As an experienced model airplane builder, I know what it takes to get things flying. I think it's great to see such useful learning objectives and so many disciplines come together around model flying: designing, calculating, building, adding electronics, the 'water balloon drop', you name it. A complex whole. I am really impressed with both the level of these second-year bachelor students and what they have achieved in such a short time. Even many experienced model airplane builders wouldn't have been able to do that, so hats off to you. Certainly a compliment to the team of teachers for this ambitious plan and for establishing the modular concept, within which students could thrive.
The big day
On Monday, May 15th, all aircraft successfully took off. A total of 11 flights were made and all were successful. All aircraft performed exactly or almost exactly as calculated and managed to collect the necessary data. From a technical point of view a very successful day.
It was also a success for everyone on a personal level. The enthusiasm and pride were evident – and euphoria was shared as the planes took off. There were maiden flights and measurement flights combined with the fire-extinguishing simulation. About half of the teams succeeded in the latter, dropping the water balloon. That may seem like an easy task, but it is quite complex: a mechanism must hold the balloon without breaking it and release it at the desired moment, whereby the hatches also open.
Naturally, the students also ran into problems. For example, small assembling and connection errors were made. For a group a cable turned out to be incorrectly installed. A small mistake, but it takes some time to find the issue, to take everything apart and reassemble the plane. The weather also did not cooperate as hoped, especially in the afternoon when it started raining with increasing wind levels. It was then decided to shorten the program and conclude it with an aerobatics flight. The 'strongest' aircraft was challenged to the limits of the flight envelope with high turns, a barrel roll and fast-flying, among other manoeuvres.

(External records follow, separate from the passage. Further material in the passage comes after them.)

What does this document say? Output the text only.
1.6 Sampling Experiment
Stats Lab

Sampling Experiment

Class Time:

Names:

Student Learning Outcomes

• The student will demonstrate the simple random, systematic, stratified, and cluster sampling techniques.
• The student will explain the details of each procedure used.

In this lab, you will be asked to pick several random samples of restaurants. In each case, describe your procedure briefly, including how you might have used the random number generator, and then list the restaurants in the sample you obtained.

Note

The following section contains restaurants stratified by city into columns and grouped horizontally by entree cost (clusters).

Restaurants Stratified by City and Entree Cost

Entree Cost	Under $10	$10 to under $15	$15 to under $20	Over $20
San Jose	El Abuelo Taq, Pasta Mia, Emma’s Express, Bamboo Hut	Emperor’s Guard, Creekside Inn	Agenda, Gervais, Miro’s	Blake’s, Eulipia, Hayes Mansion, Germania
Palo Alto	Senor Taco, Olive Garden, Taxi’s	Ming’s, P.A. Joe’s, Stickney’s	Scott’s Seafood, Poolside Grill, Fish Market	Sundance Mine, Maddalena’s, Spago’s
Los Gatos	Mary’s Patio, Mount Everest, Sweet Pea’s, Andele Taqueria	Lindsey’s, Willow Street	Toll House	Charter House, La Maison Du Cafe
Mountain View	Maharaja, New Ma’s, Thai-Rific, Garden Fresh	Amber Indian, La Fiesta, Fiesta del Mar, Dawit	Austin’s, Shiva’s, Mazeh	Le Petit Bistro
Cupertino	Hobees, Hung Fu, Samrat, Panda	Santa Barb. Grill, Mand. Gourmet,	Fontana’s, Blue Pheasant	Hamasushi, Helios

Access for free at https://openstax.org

Despite the cold, the atmosphere was completely restored and the approximately 130 attendees were cheering and roaring – the emotion and discharge after a year of hard efforts from everyone. The fact that the wind blew the roof off a tent did not spoil the fun. It was soon joked that the roof came off both literally and figuratively. What follows is data analysis, presentations and evaluation, but the day ended very satisfied and fulfilled for everyone.
A plane was landing when I walked onto the site, and what amazed me was the cheering and the enthusiasm. It was nice to see how passionate everyone was working on the planes and all the technology that comes with it. And with students from 34 different nationalities talking about how it all works, I became even more impressed. Such a 'simple plane' is really complex! I admire the second-year students, especially when I see and hear the insights they have acquired in this project. I also really liked the aspect of 'electric flying'. That is still in the future, although I understood that not all planes are suited to be electric. It is a development that will continue and is also necessary – how cool is it that we as Inholland can contribute to this? Finally, what struck me was the expertise of the teachers, led by Rick van der Ploeg. They really know very well what they are doing and are at least as fanatical as the students. That was evident from how everyone was jumping together and shouting: 'yes, it flies'!